Ned is important not because of his life (indeed it seems likely that he was not real—or, at best, he was just barely real) but because he was mythicized into a larger-than-life figure around whom the Luddite movement coalesced. This diffuse social rebellion had some roots in the austere and straightened times of the Napoleonic war but it was mostly a direct response to the first sweeping changes wrought by the Industrial revolution. Skilled weavers and textile artisans were aggrieved that machines operated by unskilled workpeople could easily produce much more fabric than trained artisans using traditional methods. The unskilled workpeople were angry at being underpaid and mistreated in the harsh dangerous early factories. This anger was combined with widespread popular discontent about the privations of war and the rapacity of the elite. Free companies of rebels met and drilled at night in Sherwood Forest or on vacant moorland. Anonymous malefactors smashed the new machines. Mills burnt down and factory owners were threatened. It was whispered that it was all the work of “King Ludd” whose rough signatures appeared on broadsheets and threatening letters.
The first wave of Luddite Rebellion broke out in 1811 centered in Nottingham and the surrounding areas. It is interesting that the same region which came up with Robin Hood, the hero-thief of folklore, also was responsible for remaking Ned Ludd from a lumpen outsider into a bellicose king of anti-technology. Disgruntled (male) artisans marched in women’s clothes and called themselves “Ned Ludd’s wives”. Circulars were addressed from the “king’s” office deep in Sherwood forest.
The original teasing tone quickly vanished as Luddite uprisings broke out across Northern England in the subsequent months and years until British regulars were sent in to quash them. For a brief period, there were more redcoats putting down Luddite insurrections in England than there were fighting Napoleon on the Iberian Peninsula. Professional soldiers made short work of the rebels and Parliament hastily enacted a series of laws which made “machine-breaking” a capital crime. A number of Luddites were executed and others were transported to Australia.

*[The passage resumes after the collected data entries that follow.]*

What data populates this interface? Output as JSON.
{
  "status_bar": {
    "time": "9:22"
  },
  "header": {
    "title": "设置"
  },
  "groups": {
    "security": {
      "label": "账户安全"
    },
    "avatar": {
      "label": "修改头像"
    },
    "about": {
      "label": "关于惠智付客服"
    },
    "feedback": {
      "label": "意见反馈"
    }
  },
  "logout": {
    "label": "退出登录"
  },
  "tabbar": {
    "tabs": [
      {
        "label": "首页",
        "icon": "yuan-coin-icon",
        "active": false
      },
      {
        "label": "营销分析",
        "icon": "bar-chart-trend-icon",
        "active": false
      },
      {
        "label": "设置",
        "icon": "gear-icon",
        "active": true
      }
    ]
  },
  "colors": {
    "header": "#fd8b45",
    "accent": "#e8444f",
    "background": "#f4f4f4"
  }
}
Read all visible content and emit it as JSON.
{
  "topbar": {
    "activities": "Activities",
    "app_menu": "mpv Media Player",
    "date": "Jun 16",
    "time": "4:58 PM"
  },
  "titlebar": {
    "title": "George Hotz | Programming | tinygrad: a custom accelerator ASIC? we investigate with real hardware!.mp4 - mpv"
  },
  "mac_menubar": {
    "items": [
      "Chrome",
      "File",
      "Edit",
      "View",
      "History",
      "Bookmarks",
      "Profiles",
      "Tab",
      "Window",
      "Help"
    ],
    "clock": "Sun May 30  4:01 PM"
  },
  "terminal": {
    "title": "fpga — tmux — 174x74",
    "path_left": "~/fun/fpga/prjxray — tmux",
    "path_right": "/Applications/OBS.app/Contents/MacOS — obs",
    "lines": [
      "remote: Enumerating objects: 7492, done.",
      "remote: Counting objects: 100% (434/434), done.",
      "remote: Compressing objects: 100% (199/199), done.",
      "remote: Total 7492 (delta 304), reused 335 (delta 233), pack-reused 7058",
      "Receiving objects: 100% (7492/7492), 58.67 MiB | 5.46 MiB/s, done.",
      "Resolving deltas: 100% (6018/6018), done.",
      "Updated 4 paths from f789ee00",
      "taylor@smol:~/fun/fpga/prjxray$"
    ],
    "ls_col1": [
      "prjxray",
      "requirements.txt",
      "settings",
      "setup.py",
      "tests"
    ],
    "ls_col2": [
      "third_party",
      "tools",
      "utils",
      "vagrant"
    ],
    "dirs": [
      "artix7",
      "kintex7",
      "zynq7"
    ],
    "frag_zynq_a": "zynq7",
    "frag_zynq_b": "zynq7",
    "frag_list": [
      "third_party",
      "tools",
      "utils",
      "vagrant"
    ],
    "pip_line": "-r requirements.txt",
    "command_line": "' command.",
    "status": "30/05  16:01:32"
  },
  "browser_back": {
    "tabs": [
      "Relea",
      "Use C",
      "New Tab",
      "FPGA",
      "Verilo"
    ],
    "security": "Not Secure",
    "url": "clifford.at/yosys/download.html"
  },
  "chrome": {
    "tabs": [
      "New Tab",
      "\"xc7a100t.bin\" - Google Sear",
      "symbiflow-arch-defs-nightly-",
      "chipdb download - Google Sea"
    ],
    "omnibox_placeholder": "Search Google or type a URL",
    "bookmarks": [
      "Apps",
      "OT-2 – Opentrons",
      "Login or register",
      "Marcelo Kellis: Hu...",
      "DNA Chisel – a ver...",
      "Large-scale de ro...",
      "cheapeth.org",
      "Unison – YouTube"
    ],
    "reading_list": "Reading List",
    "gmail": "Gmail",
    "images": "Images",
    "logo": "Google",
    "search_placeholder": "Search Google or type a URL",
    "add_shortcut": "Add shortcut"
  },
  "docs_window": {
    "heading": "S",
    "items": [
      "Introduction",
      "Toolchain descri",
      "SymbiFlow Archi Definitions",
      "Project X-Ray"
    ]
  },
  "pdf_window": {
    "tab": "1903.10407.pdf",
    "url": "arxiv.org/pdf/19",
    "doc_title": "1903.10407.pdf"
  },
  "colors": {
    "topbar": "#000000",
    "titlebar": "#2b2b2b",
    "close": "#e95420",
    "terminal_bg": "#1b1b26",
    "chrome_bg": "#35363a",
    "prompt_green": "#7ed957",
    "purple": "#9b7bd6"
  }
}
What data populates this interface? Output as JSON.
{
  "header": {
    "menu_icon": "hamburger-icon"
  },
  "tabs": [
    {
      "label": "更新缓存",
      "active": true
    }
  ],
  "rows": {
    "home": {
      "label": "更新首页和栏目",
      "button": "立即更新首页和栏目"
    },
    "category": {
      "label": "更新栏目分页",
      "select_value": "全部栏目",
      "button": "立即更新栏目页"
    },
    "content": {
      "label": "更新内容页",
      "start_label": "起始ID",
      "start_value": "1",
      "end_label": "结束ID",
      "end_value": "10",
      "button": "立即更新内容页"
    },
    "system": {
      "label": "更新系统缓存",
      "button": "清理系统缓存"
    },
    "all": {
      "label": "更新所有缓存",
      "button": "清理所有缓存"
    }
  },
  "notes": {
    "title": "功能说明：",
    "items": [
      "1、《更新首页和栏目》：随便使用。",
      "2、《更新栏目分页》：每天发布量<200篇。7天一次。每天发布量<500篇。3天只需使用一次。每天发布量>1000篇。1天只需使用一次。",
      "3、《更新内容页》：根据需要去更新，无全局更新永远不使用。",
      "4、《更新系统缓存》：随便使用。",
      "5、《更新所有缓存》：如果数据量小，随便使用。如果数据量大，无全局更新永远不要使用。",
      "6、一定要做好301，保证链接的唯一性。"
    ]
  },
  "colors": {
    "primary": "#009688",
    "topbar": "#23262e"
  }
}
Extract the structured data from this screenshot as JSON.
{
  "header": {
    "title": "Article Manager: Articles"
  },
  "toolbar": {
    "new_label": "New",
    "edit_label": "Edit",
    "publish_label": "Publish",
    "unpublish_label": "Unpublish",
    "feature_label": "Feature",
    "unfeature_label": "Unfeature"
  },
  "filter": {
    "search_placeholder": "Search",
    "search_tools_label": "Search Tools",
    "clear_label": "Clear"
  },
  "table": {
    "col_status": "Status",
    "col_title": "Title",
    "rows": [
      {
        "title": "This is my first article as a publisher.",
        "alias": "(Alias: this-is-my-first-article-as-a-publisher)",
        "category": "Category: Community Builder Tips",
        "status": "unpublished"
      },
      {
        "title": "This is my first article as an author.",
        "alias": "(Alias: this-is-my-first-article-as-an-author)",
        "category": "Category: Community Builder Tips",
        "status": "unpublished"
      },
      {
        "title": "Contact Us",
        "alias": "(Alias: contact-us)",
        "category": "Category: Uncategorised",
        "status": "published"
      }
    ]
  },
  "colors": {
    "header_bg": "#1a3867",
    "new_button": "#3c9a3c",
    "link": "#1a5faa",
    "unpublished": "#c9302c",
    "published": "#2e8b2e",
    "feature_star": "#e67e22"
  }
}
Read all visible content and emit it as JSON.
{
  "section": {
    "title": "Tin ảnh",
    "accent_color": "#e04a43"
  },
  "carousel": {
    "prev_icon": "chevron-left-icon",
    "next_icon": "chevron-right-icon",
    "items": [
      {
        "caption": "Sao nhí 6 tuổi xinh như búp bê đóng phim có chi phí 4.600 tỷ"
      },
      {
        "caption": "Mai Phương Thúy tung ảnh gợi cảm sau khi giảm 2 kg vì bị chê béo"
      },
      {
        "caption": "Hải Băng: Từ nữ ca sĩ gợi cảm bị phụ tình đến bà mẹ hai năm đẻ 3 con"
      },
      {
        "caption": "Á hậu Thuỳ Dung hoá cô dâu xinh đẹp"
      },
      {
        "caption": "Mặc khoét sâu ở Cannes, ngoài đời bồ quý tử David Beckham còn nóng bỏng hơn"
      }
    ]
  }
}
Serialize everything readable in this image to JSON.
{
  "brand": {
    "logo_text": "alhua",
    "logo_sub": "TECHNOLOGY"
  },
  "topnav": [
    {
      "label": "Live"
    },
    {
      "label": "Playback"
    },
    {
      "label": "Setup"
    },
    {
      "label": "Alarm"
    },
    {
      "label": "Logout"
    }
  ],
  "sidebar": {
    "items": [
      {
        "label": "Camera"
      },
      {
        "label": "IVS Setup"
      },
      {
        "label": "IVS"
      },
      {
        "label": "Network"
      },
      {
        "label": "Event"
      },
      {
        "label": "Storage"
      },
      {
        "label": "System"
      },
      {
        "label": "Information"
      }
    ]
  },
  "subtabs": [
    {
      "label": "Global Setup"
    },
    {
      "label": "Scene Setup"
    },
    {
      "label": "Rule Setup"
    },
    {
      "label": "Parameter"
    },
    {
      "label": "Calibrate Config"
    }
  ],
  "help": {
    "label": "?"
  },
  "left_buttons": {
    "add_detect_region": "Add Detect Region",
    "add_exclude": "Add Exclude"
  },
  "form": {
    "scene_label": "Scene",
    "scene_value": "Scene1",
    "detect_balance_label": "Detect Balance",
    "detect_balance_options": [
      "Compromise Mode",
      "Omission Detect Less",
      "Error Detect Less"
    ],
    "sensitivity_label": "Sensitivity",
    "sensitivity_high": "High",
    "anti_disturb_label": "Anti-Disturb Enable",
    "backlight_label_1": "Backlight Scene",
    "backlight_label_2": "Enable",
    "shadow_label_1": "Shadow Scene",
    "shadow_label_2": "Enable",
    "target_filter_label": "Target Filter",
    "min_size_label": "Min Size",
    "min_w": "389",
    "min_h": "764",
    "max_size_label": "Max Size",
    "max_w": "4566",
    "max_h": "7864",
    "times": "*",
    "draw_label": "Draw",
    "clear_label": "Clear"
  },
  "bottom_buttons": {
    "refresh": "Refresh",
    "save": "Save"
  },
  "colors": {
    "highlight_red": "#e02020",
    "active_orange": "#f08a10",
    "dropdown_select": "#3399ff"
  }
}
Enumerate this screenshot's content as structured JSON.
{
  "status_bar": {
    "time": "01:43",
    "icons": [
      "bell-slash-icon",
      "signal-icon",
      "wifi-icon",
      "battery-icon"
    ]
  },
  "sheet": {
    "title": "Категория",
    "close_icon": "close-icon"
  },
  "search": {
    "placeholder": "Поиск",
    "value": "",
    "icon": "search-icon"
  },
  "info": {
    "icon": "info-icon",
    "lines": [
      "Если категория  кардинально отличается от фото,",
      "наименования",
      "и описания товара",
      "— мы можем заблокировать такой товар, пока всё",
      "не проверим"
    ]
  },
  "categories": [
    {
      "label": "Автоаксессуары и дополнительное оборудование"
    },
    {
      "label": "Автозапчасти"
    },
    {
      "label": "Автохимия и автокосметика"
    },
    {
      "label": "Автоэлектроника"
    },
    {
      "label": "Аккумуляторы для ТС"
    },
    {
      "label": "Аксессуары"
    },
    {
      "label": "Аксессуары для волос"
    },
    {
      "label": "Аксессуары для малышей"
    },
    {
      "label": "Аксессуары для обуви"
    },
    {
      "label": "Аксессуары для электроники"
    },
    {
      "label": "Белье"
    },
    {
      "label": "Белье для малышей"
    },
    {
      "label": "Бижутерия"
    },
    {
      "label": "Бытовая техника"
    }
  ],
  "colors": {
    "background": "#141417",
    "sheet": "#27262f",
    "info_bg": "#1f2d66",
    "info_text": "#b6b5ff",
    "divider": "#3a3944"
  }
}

Ned Ludd escaped these reprisals by being from a different era (and fictional). “Luddite” has now become a preferred label for all people who eschew technology. The half-wit King Ned still lives on in the imagination of people who have lost their jobs to the march of progress and in the nightmares of technophiles and economists. Indeed one of the great constructs/truisms of economics is the Luddite fallacy—which holds that labor saving devices increase unemployment. Neoclassical economists (who named the concept) assert that it is a fallacy because labor saving devices decrease the cost of goods—allowing more consumers to obtain them. However there are some who believe this has only been the case so far because the machines have not become sophisticated enough. Once a certain threshold of technology is passed thinking machines might replace many skilled positions as well as unskilled ones. This simultaneously awesome and horrifying concept will be our theme tomorrow.